Vieira Carolina Sales, Pereira Fábio Vasconcelos, de Sá Marcos Felipe Silva, Paulo Louzada Júnior, Martins Wellington Paula, Ferriani Rui Alberto
Department of Gynecology and Obstetrics at the University of São Paulo, Ribeirão Preto School of Medicine, Ribeirão Preto, Brazil.
Maturitas. 2009 Mar 20;62(3):311-6. doi: 10.1016/j.maturitas.2008.12.021. Epub 2009 Feb 3.
To determine the influence of the use of tibolone on the frequency of flares of systemic lupus erythematosus (SLE) in postmenopausal patients.
Thirty patients with inactive or controlled SLE were included in the study. Patients were randomized to receive a 12-month course of either tibolona (2.5 mg/day) or placebo. The following were investigated: hypoestrogenism symptoms by Kupperman index, weight; anti-dsDNA antibodies; SLE flares (frequency) assessed by the Systemic Lupus Erythematosus Disease Activity Index (SLEDAI); and biochemical profile (total cholesterol, high-density lipoprotein cholesterol [HDL-C], triglycerides, complement components [C3/C4], alpha1-acid glycoprotein, urea, creatinine, 24-h proteinuria, C-reactive protein and erythrocyte sedimentation rate).

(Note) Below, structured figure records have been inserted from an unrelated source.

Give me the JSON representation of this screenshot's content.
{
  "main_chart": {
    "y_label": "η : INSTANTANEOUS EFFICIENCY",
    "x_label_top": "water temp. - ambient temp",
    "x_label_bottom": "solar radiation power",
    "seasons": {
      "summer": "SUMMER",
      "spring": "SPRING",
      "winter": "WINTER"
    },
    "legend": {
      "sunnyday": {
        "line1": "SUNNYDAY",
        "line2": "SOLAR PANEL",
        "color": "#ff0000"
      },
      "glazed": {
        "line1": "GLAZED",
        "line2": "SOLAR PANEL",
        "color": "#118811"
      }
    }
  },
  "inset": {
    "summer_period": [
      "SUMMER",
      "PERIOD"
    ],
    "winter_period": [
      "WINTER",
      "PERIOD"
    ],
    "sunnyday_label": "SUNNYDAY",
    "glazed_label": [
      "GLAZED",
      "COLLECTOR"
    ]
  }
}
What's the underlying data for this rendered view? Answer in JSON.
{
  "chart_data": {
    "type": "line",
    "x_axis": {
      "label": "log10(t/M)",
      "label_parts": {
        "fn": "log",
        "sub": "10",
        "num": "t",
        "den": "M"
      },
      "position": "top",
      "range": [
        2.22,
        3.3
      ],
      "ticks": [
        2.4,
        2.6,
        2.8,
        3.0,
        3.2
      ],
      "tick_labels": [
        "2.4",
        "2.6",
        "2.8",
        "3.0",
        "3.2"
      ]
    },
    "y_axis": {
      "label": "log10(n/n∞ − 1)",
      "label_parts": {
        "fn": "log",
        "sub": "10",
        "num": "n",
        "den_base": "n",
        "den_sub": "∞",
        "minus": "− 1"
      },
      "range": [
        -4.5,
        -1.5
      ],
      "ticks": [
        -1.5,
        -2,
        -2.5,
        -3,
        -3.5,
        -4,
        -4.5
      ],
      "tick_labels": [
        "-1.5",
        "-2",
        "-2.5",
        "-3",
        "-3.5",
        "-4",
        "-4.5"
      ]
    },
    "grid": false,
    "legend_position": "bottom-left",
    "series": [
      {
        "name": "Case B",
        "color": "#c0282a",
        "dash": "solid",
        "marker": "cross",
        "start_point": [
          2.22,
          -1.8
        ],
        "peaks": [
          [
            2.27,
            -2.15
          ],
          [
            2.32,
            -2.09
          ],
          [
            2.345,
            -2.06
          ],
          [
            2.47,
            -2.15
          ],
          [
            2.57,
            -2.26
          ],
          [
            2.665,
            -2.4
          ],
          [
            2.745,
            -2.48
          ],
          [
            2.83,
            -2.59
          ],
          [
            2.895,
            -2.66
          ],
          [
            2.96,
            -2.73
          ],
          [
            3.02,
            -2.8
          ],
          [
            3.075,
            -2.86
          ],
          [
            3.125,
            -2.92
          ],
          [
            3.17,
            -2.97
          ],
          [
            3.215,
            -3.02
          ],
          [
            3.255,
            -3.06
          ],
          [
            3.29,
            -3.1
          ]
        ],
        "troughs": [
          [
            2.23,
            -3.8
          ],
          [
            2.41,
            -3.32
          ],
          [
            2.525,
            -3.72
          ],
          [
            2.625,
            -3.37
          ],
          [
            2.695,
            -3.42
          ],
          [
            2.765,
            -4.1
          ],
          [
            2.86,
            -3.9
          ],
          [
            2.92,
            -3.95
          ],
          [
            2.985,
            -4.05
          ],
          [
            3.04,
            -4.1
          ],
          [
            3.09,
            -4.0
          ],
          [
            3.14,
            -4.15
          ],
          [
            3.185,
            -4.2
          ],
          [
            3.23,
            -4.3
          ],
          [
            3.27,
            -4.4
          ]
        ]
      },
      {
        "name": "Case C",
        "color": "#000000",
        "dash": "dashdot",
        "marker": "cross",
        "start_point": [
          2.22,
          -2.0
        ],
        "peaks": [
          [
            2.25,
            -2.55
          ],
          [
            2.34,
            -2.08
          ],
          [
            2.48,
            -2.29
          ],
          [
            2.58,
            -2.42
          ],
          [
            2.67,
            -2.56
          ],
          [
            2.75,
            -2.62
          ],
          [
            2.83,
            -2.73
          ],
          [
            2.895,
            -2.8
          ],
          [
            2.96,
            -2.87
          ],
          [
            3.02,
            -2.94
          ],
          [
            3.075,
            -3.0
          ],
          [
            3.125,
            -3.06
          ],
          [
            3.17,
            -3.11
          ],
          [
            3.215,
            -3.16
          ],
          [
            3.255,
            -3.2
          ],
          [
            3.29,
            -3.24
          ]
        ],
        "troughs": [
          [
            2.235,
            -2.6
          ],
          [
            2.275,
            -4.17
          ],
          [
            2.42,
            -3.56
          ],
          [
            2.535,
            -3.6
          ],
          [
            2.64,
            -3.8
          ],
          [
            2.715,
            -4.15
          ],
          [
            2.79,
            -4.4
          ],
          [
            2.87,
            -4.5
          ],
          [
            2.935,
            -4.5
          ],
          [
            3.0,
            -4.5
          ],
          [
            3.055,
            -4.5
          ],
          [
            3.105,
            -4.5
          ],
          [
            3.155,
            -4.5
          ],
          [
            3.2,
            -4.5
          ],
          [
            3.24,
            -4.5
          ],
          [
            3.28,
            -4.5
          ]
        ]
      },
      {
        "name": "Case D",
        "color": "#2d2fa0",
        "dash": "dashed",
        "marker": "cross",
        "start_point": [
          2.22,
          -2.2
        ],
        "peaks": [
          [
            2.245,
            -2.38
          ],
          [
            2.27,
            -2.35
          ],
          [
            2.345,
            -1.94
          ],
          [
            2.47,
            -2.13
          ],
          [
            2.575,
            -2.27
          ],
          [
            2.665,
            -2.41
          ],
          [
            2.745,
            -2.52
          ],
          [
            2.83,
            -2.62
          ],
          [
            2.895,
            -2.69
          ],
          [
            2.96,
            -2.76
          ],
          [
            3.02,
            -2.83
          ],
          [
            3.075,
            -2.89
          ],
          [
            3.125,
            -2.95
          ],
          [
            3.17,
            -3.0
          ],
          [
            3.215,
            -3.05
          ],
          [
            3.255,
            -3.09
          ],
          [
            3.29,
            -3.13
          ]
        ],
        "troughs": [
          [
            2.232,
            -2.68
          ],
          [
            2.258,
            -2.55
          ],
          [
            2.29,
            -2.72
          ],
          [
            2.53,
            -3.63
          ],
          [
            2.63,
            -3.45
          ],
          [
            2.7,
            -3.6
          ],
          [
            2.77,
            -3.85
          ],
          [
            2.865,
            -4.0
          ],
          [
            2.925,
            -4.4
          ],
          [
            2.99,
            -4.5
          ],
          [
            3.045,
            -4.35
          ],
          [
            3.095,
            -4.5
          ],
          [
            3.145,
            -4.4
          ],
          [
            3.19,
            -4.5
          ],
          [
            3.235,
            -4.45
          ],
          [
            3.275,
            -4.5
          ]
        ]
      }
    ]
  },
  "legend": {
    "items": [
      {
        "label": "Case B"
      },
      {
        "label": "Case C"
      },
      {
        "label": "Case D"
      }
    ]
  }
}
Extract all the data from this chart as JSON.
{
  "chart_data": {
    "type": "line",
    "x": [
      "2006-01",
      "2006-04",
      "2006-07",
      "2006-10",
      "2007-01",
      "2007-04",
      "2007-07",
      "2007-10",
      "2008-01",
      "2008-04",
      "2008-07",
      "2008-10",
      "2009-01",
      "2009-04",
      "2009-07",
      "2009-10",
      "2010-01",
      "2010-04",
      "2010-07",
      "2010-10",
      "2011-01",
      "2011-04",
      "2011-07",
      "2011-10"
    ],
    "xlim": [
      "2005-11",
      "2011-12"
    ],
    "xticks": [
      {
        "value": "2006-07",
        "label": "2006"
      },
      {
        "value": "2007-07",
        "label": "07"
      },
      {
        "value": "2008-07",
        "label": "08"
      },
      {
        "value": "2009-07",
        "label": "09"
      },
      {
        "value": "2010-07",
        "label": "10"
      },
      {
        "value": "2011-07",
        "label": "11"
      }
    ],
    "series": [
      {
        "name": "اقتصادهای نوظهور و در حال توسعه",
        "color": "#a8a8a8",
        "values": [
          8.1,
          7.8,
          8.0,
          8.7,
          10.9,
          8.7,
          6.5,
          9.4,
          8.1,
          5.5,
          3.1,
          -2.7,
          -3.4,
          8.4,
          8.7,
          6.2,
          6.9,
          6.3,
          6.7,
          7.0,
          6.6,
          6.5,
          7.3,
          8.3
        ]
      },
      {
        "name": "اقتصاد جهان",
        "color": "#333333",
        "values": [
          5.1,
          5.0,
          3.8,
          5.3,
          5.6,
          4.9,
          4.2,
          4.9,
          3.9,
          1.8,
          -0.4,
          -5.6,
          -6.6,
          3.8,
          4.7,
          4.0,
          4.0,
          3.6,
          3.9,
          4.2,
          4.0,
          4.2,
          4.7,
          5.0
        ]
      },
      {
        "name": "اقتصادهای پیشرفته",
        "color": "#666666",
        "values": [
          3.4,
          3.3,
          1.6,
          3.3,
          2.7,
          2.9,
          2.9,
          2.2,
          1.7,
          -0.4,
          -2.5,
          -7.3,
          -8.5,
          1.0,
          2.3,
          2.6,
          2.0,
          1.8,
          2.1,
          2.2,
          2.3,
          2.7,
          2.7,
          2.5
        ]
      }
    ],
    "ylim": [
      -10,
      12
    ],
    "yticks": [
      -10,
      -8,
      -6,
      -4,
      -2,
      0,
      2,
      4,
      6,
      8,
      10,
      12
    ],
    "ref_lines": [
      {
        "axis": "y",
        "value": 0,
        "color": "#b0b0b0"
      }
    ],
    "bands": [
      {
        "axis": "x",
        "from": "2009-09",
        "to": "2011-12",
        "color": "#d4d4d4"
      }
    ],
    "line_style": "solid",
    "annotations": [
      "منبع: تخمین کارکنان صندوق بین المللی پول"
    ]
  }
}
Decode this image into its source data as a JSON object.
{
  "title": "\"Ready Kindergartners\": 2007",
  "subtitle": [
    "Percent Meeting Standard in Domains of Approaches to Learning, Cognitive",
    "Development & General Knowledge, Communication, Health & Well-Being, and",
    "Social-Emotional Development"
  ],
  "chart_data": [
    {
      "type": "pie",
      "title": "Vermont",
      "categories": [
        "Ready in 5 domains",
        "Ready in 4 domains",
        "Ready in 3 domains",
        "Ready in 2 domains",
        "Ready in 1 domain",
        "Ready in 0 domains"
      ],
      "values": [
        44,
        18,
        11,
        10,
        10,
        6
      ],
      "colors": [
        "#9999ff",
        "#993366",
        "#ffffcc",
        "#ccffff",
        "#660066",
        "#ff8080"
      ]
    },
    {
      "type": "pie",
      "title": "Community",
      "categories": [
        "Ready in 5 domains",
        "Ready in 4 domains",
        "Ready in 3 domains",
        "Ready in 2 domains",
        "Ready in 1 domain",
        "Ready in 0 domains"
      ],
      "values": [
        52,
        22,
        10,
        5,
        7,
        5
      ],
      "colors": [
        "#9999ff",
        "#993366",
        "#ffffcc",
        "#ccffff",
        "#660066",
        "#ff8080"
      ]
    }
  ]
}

The reduction in Kupperman index was greater in the patients using tibolone than in those using placebo. The mean SLEDAI was not different between the groups during the study as well as SLE flare frequency (tibolone: 2/15 [13.3%] vs. placebo: 1/15 [6.7%]; p=0.54). All cases of flares were considered mild to moderate. Although the groups were similar at the baseline evaluation, after 6 and 12 months of treatment lower values were found in the tibolone group for triglycerides (6 months: 161.6+/-30.9 mg/dl vs. 194.4+/-46.5; p=0.04; 12 months 163.7+/-29.8 mg/dl vs. 204.1+/-49.9 mg/dl; p=0.02; tibolone vs. placebo group, respectively) and for HDL-C (6 months: 40.7+/-10.7 mg/dl vs. 53.4+/-16.5; p=0.02; 12 months: 47.2+/-7.9 mg/dl vs. 63.2+/-16.3mg/dl; p<0.01; tibolone vs. placebo group, respectively). There were no differences between the two groups in any of the remaining variables.
In patients with inactive or stable SLE, the short-term use of tibolone did not significantly affect the frequency of flares. In addition, tibolone was well tolerated and effective to control hypoestrogenism related symptoms in SLE patients.
确定替勃龙的使用对绝经后系统性红斑狼疮(SLE)患者疾病发作频率的影响。
30例病情处于非活动期或得到控制的SLE患者纳入本研究。患者被随机分为两组,分别接受为期12个月的替勃龙(2.5毫克/天)或安慰剂治疗。研究内容包括:采用库珀曼指数评估雌激素缺乏症状、体重;抗双链DNA抗体;采用系统性红斑狼疮疾病活动指数(SLEDAI)评估SLE发作(频率);以及生化指标(总胆固醇、高密度脂蛋白胆固醇[HDL-C]、甘油三酯、补体成分[C3/C4])、α1-酸性糖蛋白、尿素、肌酐、24小时蛋白尿、C反应蛋白和红细胞沉降率)。
使用替勃龙的患者库珀曼指数降低幅度大于使用安慰剂的患者。研究期间两组的平均SLEDAI以及SLE发作频率无差异(替勃龙组:2/15[13.3%] vs. 安慰剂组:1/15[6.7%];p = 0.54)。所有发作病例均为轻度至中度。尽管两组在基线评估时相似,但在治疗6个月和12个月后,替勃龙组的甘油三酯水平较低(6个月时:161.6±30.9毫克/分升 vs. 194.4±46.5毫克/分升;p = 0.04;12个月时:163.7±29.8毫克/分升 vs. 204.1±49.9毫克/分升;p = 0.02;分别为替勃龙组与安慰剂组),HDL-C水平也较低(6个月时:40.7±10.7毫克/分升 vs. 53.4±16.5毫克/分升;p = 0.02;12个月时:47.2±7.9毫克/分升 vs. 63.2±16.3毫克/分升;p<0.01;分别为替勃龙组与安慰剂组)。两组在其余任何变量上均无差异。
对于病情处于非活动期或稳定期的SLE患者,短期使用替勃龙不会显著影响疾病发作频率。此外,替勃龙耐受性良好,对控制SLE患者雌激素缺乏相关症状有效。